Pernyataan tersebut menjadi ironis karena PDIP sendiri berperan besar dalam perjalanan politik Jokowi, bahkan saat ia terpilih kembali pada 2019. Menyebutnya merusak demokrasi bertentangan dengan kenyataan bahwa demokrasi Indonesia justru tumbuh selama kepemimpinannya.
Jokowi, meski menghadapi berbagai tantangan dalam mengelola pemerintahan, tidak dapat dipisahkan dari kontribusi politik PDIP dalam membentuk wajah demokrasi saat ini.
Apakah Jokowi yang salah dalam mengambil kebijakan, ataukah PDIP yang gagal mendidiknya dengan nilai-nilai partai yang sejati? Sebagai partai yang telah mendukung Jokowi sejak awal, PDIP seharusnya memberikan arahan yang jelas dan konsisten. Jika ada kebijakan yang dianggap merusak demokrasi atau tidak mencerminkan nilai-nilai Pancasila dan demokrasi, tanggung jawab itu tidak hanya pada Jokowi, tetapi juga pada partai yang membesarkannya.
Dalam politik, pemimpin dan partai tidak dapat dipisahkan.
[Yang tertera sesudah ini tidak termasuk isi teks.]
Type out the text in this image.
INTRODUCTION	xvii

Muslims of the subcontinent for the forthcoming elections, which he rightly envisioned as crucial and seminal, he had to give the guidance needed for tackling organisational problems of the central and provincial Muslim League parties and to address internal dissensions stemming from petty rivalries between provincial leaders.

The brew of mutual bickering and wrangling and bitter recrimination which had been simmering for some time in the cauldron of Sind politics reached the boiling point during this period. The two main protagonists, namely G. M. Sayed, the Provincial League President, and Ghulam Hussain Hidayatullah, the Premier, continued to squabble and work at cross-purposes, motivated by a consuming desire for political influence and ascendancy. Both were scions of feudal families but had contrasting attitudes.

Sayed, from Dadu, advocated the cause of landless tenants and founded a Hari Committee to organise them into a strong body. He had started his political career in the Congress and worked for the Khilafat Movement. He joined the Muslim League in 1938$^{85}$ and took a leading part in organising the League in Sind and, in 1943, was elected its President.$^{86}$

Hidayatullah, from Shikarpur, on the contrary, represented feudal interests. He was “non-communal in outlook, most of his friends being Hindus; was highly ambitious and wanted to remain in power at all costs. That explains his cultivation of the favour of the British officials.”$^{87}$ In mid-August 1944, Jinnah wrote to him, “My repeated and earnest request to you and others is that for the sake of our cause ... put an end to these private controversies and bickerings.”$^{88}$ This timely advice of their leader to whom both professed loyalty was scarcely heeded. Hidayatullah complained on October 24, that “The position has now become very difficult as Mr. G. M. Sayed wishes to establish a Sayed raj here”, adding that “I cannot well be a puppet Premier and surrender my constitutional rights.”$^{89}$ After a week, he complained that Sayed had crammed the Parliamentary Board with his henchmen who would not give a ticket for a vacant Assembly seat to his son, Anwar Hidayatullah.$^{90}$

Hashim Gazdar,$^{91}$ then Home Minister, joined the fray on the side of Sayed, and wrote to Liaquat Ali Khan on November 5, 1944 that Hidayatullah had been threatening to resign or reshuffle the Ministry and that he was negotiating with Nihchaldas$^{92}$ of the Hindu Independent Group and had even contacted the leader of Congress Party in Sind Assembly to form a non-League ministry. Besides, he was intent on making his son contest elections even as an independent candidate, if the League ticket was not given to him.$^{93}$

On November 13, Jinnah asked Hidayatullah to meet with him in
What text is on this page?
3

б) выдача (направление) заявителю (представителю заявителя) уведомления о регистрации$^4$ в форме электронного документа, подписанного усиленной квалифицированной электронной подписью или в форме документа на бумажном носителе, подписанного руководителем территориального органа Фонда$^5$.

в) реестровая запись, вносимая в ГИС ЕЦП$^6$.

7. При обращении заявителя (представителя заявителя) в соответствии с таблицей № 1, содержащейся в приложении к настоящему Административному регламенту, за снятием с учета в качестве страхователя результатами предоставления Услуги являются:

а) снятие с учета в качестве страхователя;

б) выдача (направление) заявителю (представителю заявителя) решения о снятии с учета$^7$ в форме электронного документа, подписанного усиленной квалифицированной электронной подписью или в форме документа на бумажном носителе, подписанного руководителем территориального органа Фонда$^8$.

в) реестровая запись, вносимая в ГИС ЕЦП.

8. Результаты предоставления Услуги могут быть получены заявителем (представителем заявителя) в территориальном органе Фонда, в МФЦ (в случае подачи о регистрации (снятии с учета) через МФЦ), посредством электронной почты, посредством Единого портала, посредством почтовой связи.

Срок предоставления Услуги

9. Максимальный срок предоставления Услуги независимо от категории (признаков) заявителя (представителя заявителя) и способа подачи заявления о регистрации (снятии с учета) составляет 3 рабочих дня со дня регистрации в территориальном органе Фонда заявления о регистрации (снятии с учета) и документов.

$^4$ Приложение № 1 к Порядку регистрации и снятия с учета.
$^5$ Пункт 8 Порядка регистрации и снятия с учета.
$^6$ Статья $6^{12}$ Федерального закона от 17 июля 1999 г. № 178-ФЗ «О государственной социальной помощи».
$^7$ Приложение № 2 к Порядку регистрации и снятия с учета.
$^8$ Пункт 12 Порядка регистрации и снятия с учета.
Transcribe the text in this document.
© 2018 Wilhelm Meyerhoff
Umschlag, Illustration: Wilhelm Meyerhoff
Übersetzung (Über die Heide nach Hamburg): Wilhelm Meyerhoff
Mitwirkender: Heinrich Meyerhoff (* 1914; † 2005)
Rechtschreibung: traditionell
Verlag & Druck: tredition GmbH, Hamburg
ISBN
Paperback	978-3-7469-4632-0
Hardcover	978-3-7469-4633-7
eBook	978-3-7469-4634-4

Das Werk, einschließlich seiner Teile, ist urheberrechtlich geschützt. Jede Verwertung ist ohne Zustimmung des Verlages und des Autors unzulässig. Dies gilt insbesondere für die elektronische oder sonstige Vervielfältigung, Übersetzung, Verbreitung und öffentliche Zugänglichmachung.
Ketika ada kritik terhadap kepemimpinan, pertanyaan yang sama juga harus ditujukan pada partai yang melahirkan pemimpin tersebut.
Jokowi memulai perjalanan politiknya dengan bergabung dengan PDIP pada 2004 setelah sukses menjadi Wali Kota Solo. Keputusannya bergabung dengan PDIP sejalan dengan nilai-nilai Pancasila dan nasionalisme yang ia pegang. Jokowi mulai dikenal secara nasional setelah PDIP mencalonkannya sebagai gubernur DKI Jakarta pada 2012, dan kemudian sebagai calon presiden pada 2014, yang akhirnya membawanya menjadi Presiden.
Turut menentukan arah demokrasi indonesia pada saat ini, tuduhan terhadap Jokowi yang dianggap merusak demokrasi patut dipertanyakan, terutama ketika melihat konteks politik saat itu. PDIP, sebagai partai penguasa, memiliki peran besar dalam proses pemerintahan dan legislatif selama kepemimpinan Jokowi.
Jika ada kebijakan atau tindakan yang dianggap mengancam demokrasi, mengapa tidak ada upaya dari partai penguasa, dalam hal ini PDIP, untuk mengambil langkah politik yang lebih tegas di DPR? Sebagai partai yang memiliki kekuatan mayoritas, PDIP seharusnya bisa menjadi pengawal demokrasi dengan mengkritisi atau mengajukan alternatif kebijakan jika memang ada yang dinilai keliru.
Jadi, alih-alih hanya menyalahkan Jokowi, mungkin sebaiknya melihat lebih jauh pada dinamika internal partai dan peran legislatif yang turut menentukan arah kebijakan negara.